You can make it easier for the developers to integrate your patches if you follow the advices of this page. Patches can be created in different formats. The format that is used by Code::Blocks is called a "unified diff". Hence 3rd party tools may still create a different patch format although it may be labelled as "unified diff". To avoid unnecessary incompatibilities the best way to provide a patch is to use the Subversion (SVN) diff (using the command line tool or a SVN GUI application).

What is required?

Not too much, you might already have the required tools installed. You'll need a subversion client software. You can download a current version for your OS at the Subversion project webpage here: If you want to apply or test your patches you'll also need either svn version ≥ 1.7.0 or the patch program; you can download patch and find more information about it at the GNU patch website.

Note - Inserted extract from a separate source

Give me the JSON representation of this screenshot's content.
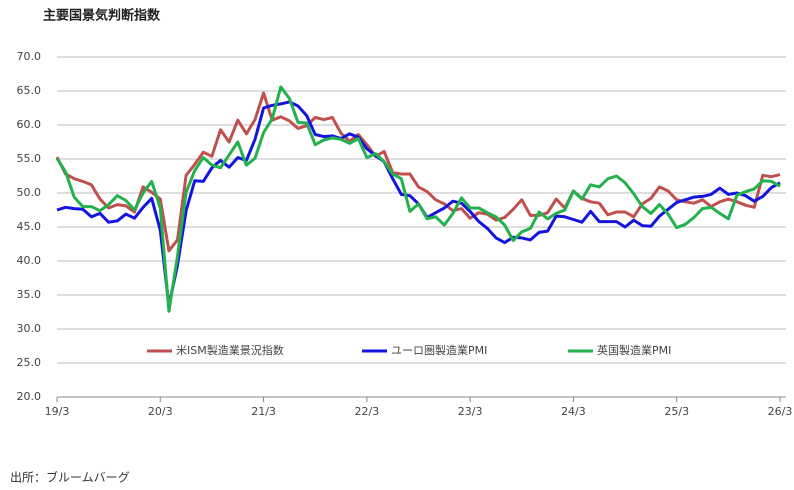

It is a good idea to apply your code to the most up-to-date sources of Code::Blocks as they are available at the SVN repository. You'll find the instructions how to obtain the sources here. Once you've created your local sandbox you can start integrating your changes into it. Thus you may modify existing files or add new ones. When you have finished please make sure you've verified your implementation (feature(s)) work properly. Now it's time to create the patch.

Patch creation

If you have added new files you first have to register them with your sandbox. Thus go into the directory you've added new files and type at the command line:

svn add filename(s)

...whereas "filename(s)" needs to be replaced with the files you've added. Of course if you are not using the command line version of SVN you can easily use the "Add" feature of your prefered SVN GUI. If you've completed adding all your new files to your sandbox you are ready to create the patch.

First of all go to the top-level directory of your sandbox (the first directory that has a hidden ".svn" folder with content). This is done because the patch file generated by the following command is relative to the directory where it's performed. This is the command to create the patch file:

svn diff > my.patch

You can change the name of the patch (my.patch in the example) with a more descriptive name but make sure you leave the file extension ".patch" as this avoids conflicts while submitting the patch. The creation of the difference file (the patch file) may take some time, please be patient.

Once the patch file is created please make sure it contains content! Otherwise make sure you followed the steps above or ask in the development forum for support.

Note: if the created patch is much larger than expected (it should be similar in size to the amount of code you changed/added) it is likely that extraneous white space changes are being picked up. In this case, please use the following command to create the patch file:

svn diff -x -w > my.patch

Note: if you use Powershell on Windows, the generated file can not be used directly because it will be in UTF-16 format. Use Notepad++ to reencode in ANSI or generate it again using this command:

svn diff | out-file -encoding ascii my.patch

If you are using git or git-svn and sending to someone with an svn setup, the output can be more easily handled following these steps or one of the following commands:

git diff --no-prefix > my.patch
svn patch my.patch --strip 1

Patch application and testing

Most Subversion front-end UI tools (like TortoiseSVN or SmartSVN) have an option to apply this patch files directly.

If you are using svn version ≥ 1.7.0, the command:

svn patch my.patch

...will perform some checks and then will patch your files using the difference information saved in the patch file (my.patch in the example).

If you only need the command line without SVN tooling (why would you do so?), then in order to apply a patch you need the patch program (Windows Linux). Make sure you are in the same directory the patch was created and then type the following command:

patch --unified --strip=0 --forward --input=my.patch

Important note: If you are working under Windows you may have to convert the patch file to DOS line-ending format. You can do that using "unix2dos my.patch".

Patch submission

By now you are ready to submit your work to the Patch Tracker at Tickets - the developer platform for Code::Blocks. If you haven't done so already, you need to register with Sourceforge to gain the right to submit patches to projects. The membership is free and appreciated. Select the "Tickets" section (Tickets) of the Code::Blocks project page. Click on "Submit A Patch" and fill out the form that appears. For now you only need to select a category for your patch, a descriptive summary and the patch itself. Make sure you enable the checkbox "Upload Patch" and provide the patch file you've just created. Then you are ready for submission - click on the "Submit patch" button on the bottom of the page.

You should now see the current list of patches with your patch at the top. Please note you can add additional comments or updates to your patch by simply clicking on the patch in the list and fill out the form that appears.

Thank you very much for your submission!